Et voilà le demi-chapitre pour vous !
Chapitre IX : Présences
« Tes coéquipiers sont là pour toi, tu devrais les écouter ! C’est bien beau toute cette histoire de protéger les gens que tu aimes, mais il faudrait que tu en fasses un peu moins à ta tête ! »
- Firior
On entendait des coups de marteaux, répétés en suivant le rythme d’une chanson folklorique des régions Nordiques. La neige recouvrait lentement l’ouvrage des hommes, tombant doucement sur le bois fraîchement coupé. Mais ceux-ci ne se décourageaient pas : ils repoussaient la poussière froide de leurs mains rudes et continuaient leur travail.
Un homme assistait à tout ce remue-ménage. Il portait une armure orangée striée de bleu, toute neuve. Elle n’encombrait aucun de ses mouvements, et elle était très belle.
Et puis, dans son dos, il y avait un fourreau. Et celui-ci n’était pas vide, non ; il était bleu, comme la lame à l’intérieur. Un long sabre taillé dans la corne d’un Lao Shan Lung Cendré. Le tranchant était redoutablement aiguisé, et la base de la lame était taillée en un motif de flammes.
Le Chasseur s’appelait Firior. Il s’avançait jusqu’au Feu du Chef. Il salua la vieille Koumi, qui le reconnut aussitôt.
- Firior ! s’exclama-t-elle en le voyant. Tu…
- Oui, j’ai survécu, lança la voix agréablement joviale.
- Comment ? Raconte ça à mes vieilles oreilles glacées, que j’aie une histoire à transmettre aux enfants !
- Mets donc ton dentier, car elle est dure à avaler, mon histoire ! blagua le Chasseur aguerri. C’était, comme tu le sais, au Volcan de Verumaï…
« La Lunastra m’avait sauté dessus, et je tombai vers un puit de lave. Je me croyais en train de mourir…
« Dans un réflexe de survie, mon bras droit se levait, et je saisissais une mince corniche. Levant les yeux, je vis la tête de Rinku pointée en ma direction, puis il se retournait et j’entendais du bruit.
« Tellement concentré que j’étais par les sons, qui comprenaient cris de souffrance et de joie, ma prise se relâchait, et je tombai à nouveau.
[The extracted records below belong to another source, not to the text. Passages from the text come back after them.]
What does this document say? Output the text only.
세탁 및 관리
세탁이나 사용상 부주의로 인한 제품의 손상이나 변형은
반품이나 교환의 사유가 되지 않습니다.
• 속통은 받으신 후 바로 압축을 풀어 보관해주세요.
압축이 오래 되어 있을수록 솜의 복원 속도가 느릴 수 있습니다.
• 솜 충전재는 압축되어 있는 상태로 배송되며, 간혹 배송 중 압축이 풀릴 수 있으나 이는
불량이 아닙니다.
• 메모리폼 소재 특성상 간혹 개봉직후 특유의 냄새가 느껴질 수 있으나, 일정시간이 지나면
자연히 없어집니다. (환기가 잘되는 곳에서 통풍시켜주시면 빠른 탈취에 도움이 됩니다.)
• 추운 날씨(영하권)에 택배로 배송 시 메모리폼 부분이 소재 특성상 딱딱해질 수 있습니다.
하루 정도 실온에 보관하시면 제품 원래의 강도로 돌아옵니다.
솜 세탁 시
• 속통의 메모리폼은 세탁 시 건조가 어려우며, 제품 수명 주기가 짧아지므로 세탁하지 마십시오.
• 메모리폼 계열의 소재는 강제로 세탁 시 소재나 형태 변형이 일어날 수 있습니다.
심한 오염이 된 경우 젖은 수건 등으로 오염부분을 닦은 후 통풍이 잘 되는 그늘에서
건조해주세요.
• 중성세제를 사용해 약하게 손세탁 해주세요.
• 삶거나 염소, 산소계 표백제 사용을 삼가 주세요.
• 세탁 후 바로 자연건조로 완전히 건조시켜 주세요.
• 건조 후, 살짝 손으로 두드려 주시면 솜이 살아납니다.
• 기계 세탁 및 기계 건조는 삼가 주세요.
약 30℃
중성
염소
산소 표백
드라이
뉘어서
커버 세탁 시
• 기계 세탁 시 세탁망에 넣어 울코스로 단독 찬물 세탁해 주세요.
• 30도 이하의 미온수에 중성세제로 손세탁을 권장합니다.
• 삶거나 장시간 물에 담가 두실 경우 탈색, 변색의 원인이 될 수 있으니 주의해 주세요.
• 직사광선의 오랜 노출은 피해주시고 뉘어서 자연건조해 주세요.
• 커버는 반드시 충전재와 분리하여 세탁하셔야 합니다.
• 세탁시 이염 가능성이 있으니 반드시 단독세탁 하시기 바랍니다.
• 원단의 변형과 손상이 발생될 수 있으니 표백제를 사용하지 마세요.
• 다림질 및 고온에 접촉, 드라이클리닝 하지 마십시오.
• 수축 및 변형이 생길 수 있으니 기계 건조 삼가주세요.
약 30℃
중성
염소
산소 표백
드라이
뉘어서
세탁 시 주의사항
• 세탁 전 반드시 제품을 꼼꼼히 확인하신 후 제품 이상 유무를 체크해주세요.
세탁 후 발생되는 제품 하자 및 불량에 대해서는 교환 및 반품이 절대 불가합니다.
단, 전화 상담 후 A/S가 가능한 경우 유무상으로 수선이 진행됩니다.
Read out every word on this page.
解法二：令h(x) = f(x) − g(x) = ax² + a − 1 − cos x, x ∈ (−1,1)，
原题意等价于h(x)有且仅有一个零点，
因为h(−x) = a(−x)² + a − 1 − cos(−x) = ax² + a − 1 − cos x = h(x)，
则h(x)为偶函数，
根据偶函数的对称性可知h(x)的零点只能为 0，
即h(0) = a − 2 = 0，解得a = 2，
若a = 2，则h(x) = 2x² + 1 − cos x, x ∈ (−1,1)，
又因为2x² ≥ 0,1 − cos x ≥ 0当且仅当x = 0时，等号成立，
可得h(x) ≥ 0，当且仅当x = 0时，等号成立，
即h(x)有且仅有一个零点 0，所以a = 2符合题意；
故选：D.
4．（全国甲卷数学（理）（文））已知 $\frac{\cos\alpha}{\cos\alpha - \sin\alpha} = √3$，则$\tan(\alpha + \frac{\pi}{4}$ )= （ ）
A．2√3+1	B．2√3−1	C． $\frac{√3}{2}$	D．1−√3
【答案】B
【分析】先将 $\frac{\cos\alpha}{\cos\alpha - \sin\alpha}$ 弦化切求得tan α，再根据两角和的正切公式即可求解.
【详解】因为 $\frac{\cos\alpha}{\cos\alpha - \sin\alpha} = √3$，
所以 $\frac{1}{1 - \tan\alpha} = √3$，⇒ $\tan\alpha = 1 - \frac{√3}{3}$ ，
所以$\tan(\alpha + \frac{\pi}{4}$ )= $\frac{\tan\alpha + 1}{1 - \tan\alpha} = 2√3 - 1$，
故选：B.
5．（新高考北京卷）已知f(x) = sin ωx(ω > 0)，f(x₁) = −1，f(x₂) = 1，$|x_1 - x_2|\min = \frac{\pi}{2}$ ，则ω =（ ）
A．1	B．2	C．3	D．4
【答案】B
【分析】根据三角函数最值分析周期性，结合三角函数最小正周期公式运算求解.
« Mon dos heurta une autre corniche, qui heureusement ne céda pas sous mon poids. Je respirai un coup, deux coups, sept coups…
« Puis je me relevai d’un bond. Cherchant un endroit pour revenir sur les lieux du combat, je regardai le mur pierreux et reculai pour mieux voir, et plus haut.
« C’était stupide. J’avais reculé jusqu’au bord de la corniche, et mon pied s’appuya dans le vide. Je tombai encore.
« La chaleur grandissait alors que je descendais, m’approchant de plus en plus de la mort. Puis, je sentais le sol dur contre lequel je m’écrasai. Tournant la tête vers ma gauche, je voyais clairement un « lac » de magma crépitant tout près.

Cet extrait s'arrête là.